Okay, I’m doing these movies because I like doing themes, unless you check out last week. On my Teenage Mutant Ninja Turtles review, I promised to review these films by Michael Bay.
I recently hear another critic who said that the Internet hating Michael Bay is as original as putting a caption under a cat. I think I rephrased that for another article that I wrote. Here’s the thing: I like Michael Bay. There are things I don’t like about him, but I fully enjoyed The Rock, Armageddon, The Island, and I even liked Pearl Harbor. Yeah, I said it.
Like it or not, the guy does attempt to put a lot of awesome on the screen. The problem is that it is difficult to balance a mature storyline in there, and I honestly doesn’t think that Michael doesn’t try because it is difficult to take stories like this seriously.
In this case, Michael Bay deliberately chose to take a toy from the eighties that was animated and actually succeeded in making it live-action. I’m certain there were several people who said that it couldn’t be done, but thanks to the power of computer generation, it worked.
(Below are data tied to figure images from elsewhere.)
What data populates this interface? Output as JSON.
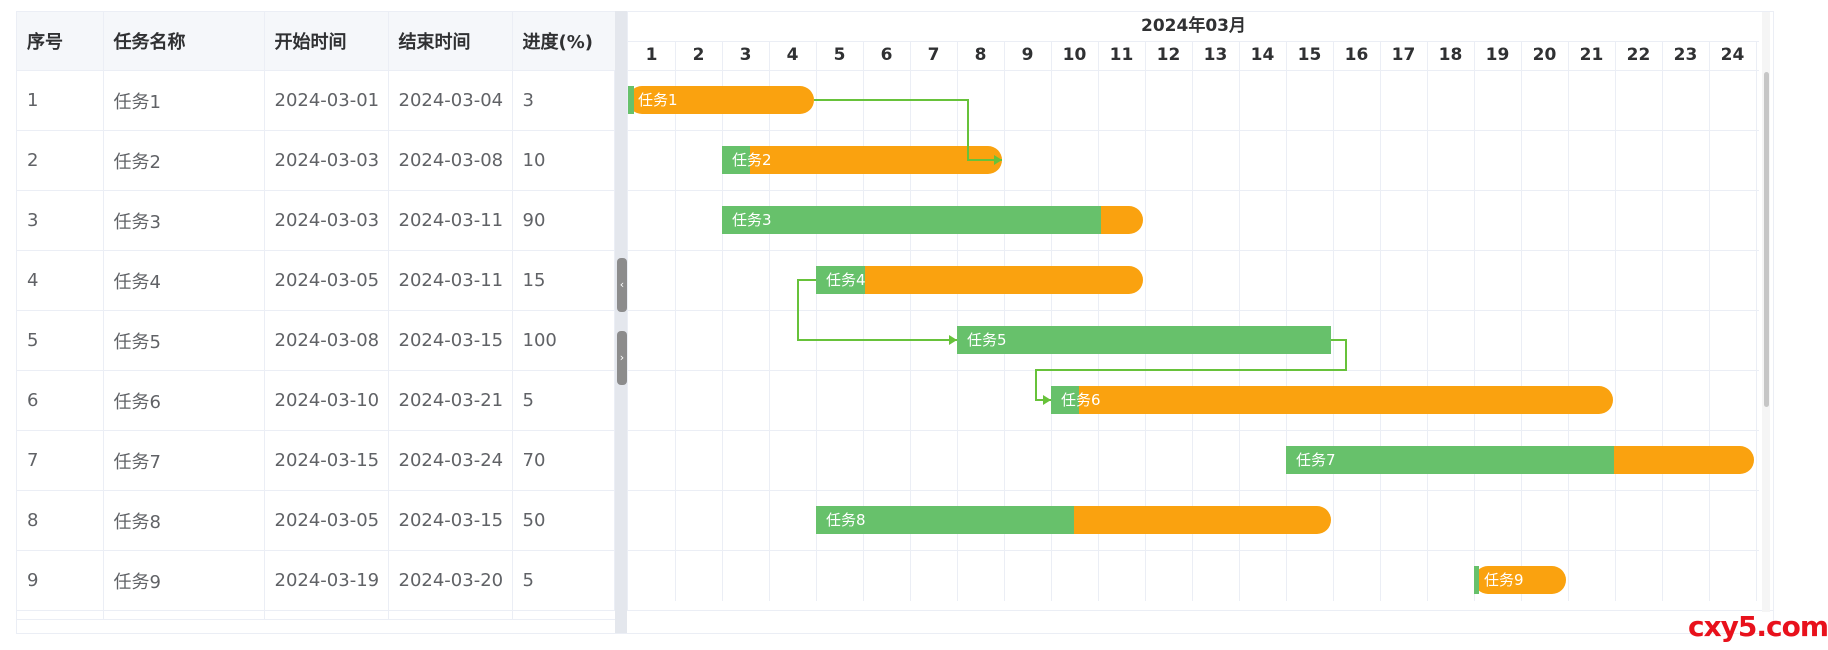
{
  "table": {
    "headers": [
      "序号",
      "任务名称",
      "开始时间",
      "结束时间",
      "进度(%)"
    ],
    "rows": [
      {
        "id": "1",
        "name": "任务1",
        "start": "2024-03-01",
        "end": "2024-03-04",
        "progress": "3"
      },
      {
        "id": "2",
        "name": "任务2",
        "start": "2024-03-03",
        "end": "2024-03-08",
        "progress": "10"
      },
      {
        "id": "3",
        "name": "任务3",
        "start": "2024-03-03",
        "end": "2024-03-11",
        "progress": "90"
      },
      {
        "id": "4",
        "name": "任务4",
        "start": "2024-03-05",
        "end": "2024-03-11",
        "progress": "15"
      },
      {
        "id": "5",
        "name": "任务5",
        "start": "2024-03-08",
        "end": "2024-03-15",
        "progress": "100"
      },
      {
        "id": "6",
        "name": "任务6",
        "start": "2024-03-10",
        "end": "2024-03-21",
        "progress": "5"
      },
      {
        "id": "7",
        "name": "任务7",
        "start": "2024-03-15",
        "end": "2024-03-24",
        "progress": "70"
      },
      {
        "id": "8",
        "name": "任务8",
        "start": "2024-03-05",
        "end": "2024-03-15",
        "progress": "50"
      },
      {
        "id": "9",
        "name": "任务9",
        "start": "2024-03-19",
        "end": "2024-03-20",
        "progress": "5"
      }
    ]
  },
  "gantt": {
    "month_label": "2024年03月",
    "days": [
      "1",
      "2",
      "3",
      "4",
      "5",
      "6",
      "7",
      "8",
      "9",
      "10",
      "11",
      "12",
      "13",
      "14",
      "15",
      "16",
      "17",
      "18",
      "19",
      "20",
      "21",
      "22",
      "23",
      "24"
    ],
    "dependencies": [
      {
        "from": "任务1",
        "to": "任务2"
      },
      {
        "from": "任务4",
        "to": "任务5"
      },
      {
        "from": "任务5",
        "to": "任务6"
      }
    ]
  },
  "splitter": {
    "collapse_left_glyph": "‹",
    "collapse_right_glyph": "›"
  },
  "watermark": "cxy5.com",
  "colors": {
    "done": "#67c16b",
    "remaining": "#faa20f",
    "link": "#67c23a",
    "grid": "#ebeef5",
    "header_bg": "#f5f7fa",
    "watermark": "#e8111c"
  }
}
At least, I think this worked. I remember leaving the theater very pumped after seeing this film, and it brought back all my memories of The Transformers as a kids. Seriously, I loved watching The Transformers animated series when I was a kid, and I even tried to create some of my own. It was interesting watching a show where the characters were not human, and the animation quality for a “kid’s cartoon” looked beautiful to me. The show had a lot of action, and since they were robots, it was okay if they got hurt, at least until the movie, the animated one.
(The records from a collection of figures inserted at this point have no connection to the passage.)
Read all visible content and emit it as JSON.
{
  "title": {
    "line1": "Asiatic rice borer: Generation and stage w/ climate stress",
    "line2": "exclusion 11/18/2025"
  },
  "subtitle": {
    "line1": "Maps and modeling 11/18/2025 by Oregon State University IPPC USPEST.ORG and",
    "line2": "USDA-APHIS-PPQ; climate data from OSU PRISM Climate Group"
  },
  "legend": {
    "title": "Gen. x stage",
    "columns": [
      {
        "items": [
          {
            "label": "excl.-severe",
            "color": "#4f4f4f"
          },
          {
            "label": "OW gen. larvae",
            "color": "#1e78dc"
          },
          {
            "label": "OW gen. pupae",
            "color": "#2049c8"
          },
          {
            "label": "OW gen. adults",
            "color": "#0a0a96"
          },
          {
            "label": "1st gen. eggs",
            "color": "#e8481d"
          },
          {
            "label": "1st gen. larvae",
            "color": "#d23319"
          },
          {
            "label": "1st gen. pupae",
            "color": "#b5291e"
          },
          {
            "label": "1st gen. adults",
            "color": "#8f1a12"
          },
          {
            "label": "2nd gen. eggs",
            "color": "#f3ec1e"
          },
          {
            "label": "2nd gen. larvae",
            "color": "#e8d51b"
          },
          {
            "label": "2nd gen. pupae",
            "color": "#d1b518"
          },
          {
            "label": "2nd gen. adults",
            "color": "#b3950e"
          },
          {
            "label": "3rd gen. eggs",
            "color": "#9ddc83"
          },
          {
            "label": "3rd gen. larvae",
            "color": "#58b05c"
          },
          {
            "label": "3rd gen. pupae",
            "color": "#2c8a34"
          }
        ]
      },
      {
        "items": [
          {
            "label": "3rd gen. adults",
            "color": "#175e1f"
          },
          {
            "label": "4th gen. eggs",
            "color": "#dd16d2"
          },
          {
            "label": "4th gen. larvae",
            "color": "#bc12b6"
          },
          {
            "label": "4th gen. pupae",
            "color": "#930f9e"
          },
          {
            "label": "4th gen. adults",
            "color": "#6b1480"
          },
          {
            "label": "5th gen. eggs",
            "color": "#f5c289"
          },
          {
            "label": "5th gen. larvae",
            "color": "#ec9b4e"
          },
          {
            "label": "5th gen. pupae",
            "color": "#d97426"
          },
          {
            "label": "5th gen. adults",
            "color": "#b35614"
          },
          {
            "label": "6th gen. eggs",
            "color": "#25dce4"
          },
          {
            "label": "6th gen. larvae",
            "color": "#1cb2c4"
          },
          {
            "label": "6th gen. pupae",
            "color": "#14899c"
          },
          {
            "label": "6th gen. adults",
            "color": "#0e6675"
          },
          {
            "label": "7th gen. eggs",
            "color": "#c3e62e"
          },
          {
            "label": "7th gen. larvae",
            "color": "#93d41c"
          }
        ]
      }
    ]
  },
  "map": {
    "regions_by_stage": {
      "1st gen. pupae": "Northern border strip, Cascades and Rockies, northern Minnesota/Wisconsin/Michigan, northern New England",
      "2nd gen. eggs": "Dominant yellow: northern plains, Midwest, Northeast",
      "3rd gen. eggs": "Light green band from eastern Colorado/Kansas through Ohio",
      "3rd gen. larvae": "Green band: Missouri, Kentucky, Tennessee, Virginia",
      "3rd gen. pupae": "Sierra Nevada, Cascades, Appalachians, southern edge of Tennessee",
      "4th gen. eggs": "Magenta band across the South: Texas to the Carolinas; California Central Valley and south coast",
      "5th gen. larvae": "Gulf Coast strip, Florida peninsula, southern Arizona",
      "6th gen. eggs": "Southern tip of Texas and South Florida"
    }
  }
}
As a kid’s cartoon, the show had a huge cast of characters that were designed to sell toys. Yeah. It is pretty clear that the first move in adapting the cartoon into a film was less robots, more people. On the cartoon, there was only two humans named Sparkplug and his son Spike, who were the human contacts for the robots. There is kind of some that with this with Shia LaBeouf, but I’ll talk about the human element later.
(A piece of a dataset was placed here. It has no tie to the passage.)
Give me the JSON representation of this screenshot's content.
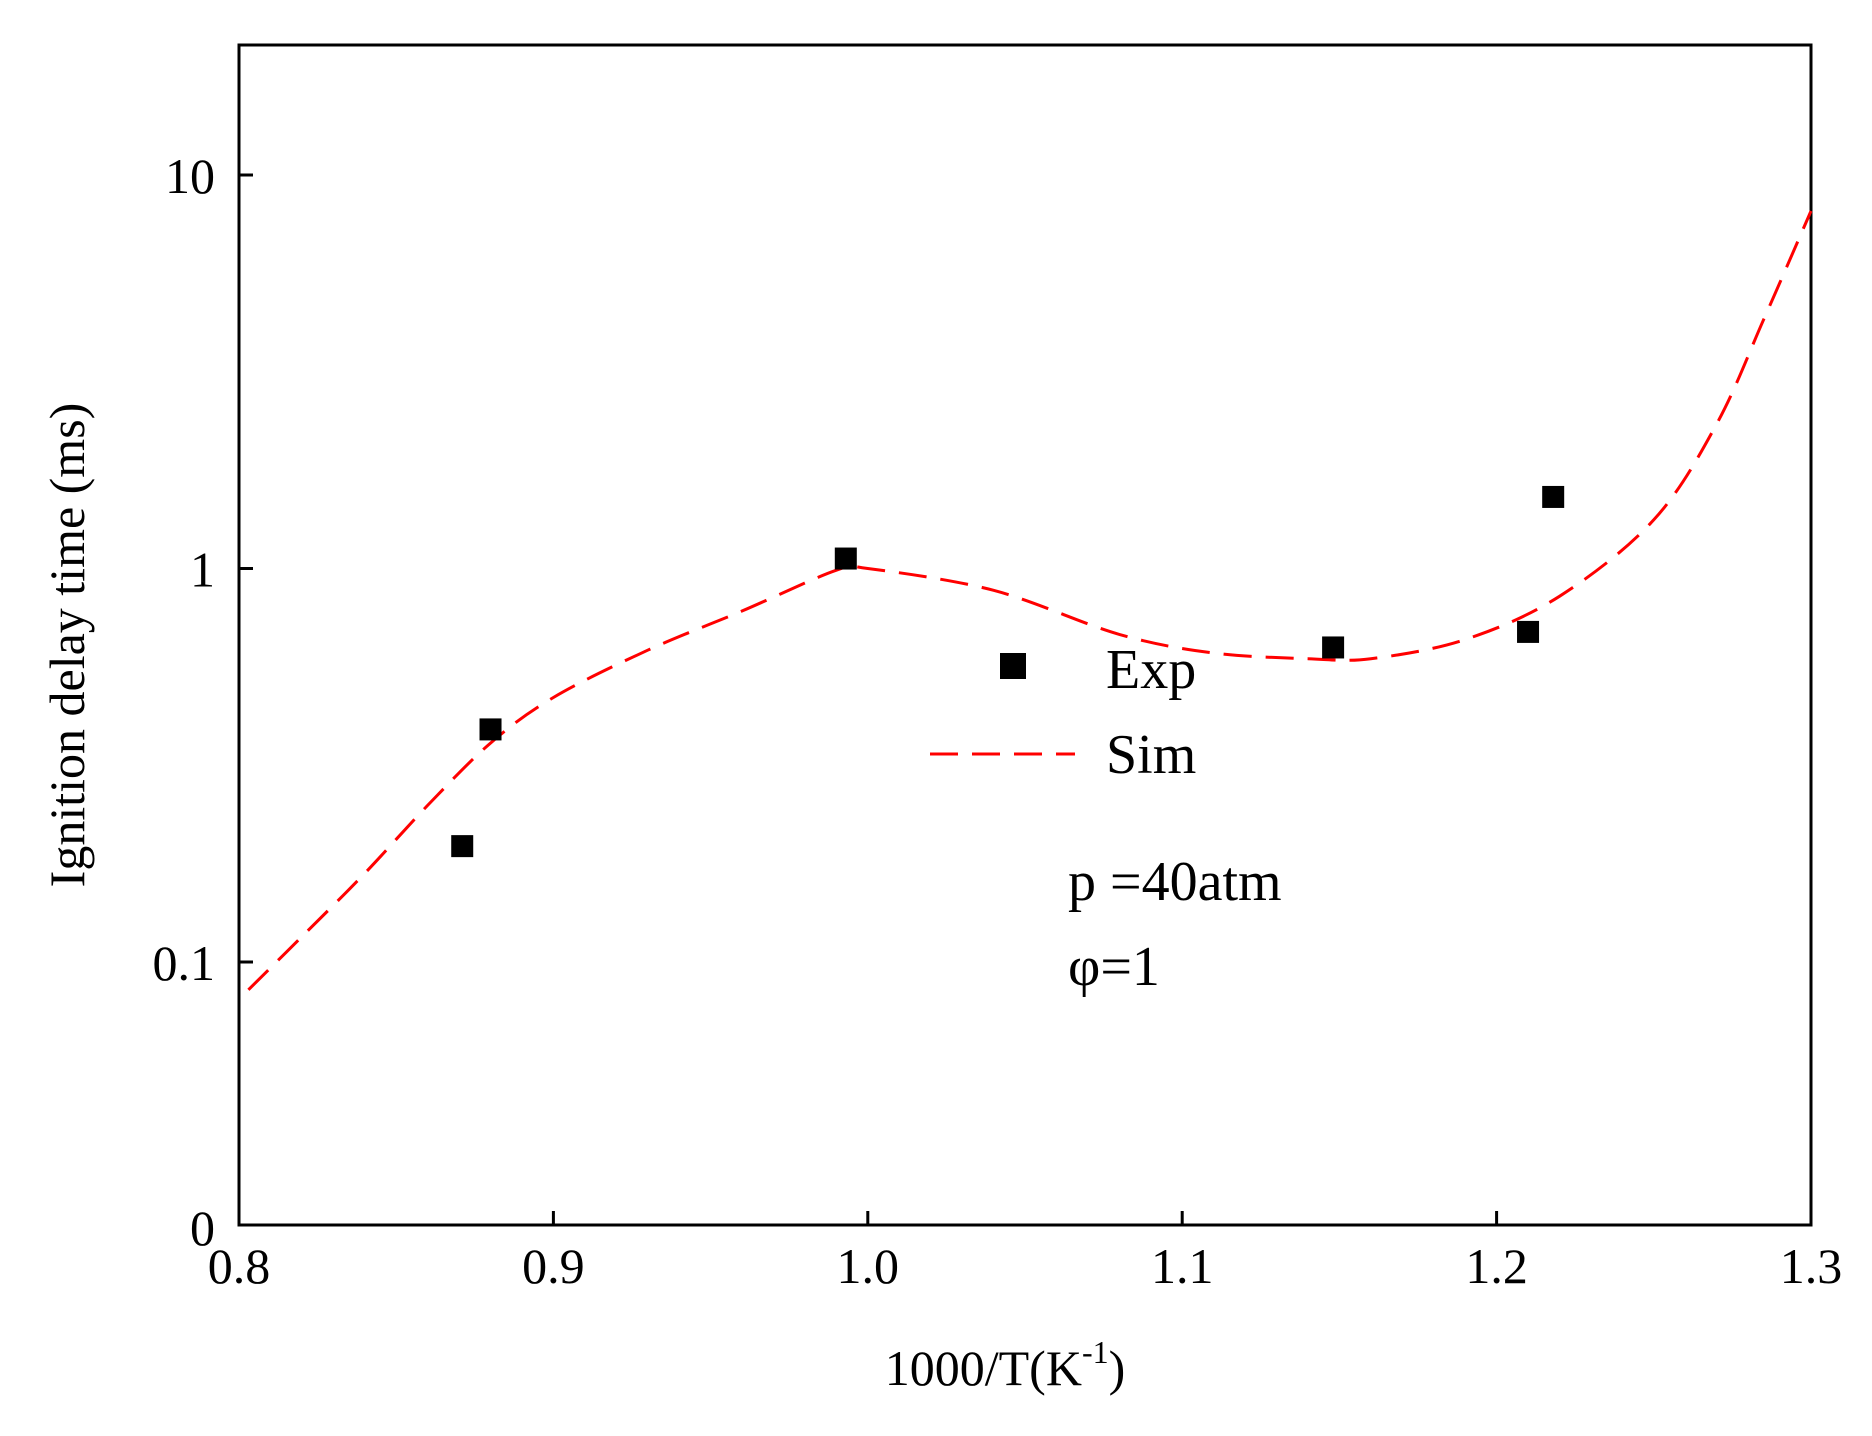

On the cartoon, the good Autobots waged their battle to destroy the evil forces of the Decepticons. I forget why they were fighting, but it had something to do with energy. I don’t know where the Autobots got their energy, but the Decepticons would steal it from anywhere. For some reason on the cartoon, the Autobots had an HQ on Earth to protect the humans. I guess humans were okay with that.
In the movie, the humans don’t like the robots being on this planet, good or bad. This is a bit more realistic, I think, and the interaction is typical for big epic films like this. That is, they don’t trust the big alien robots at first, until they have to.
Now, the big epic is what is wrong with Michael Bay films, because they tend to be made for the short attention span. In the case of The Transformers, it works, because I get the feeling that if the Computer Generated robots were on screen for too long, they would look fake. A lot of quick movement helps.
Okay, let’s talk about Shia LeBeouf and Megan Fox. I actually liked his performance, and thought it portrayed the awkwardness of adolescence pretty well. However, Megan Fox could have been anyone, and I’m not certain I like her look.
Yeah, it isn’t deep, but dang it, it is a film where giant alien robots come to Earth and fight. The ending scene is just plain awesome and this plot is full of holes. What can I say, it is a guilty pleasure, even though it is surely not Oscar material.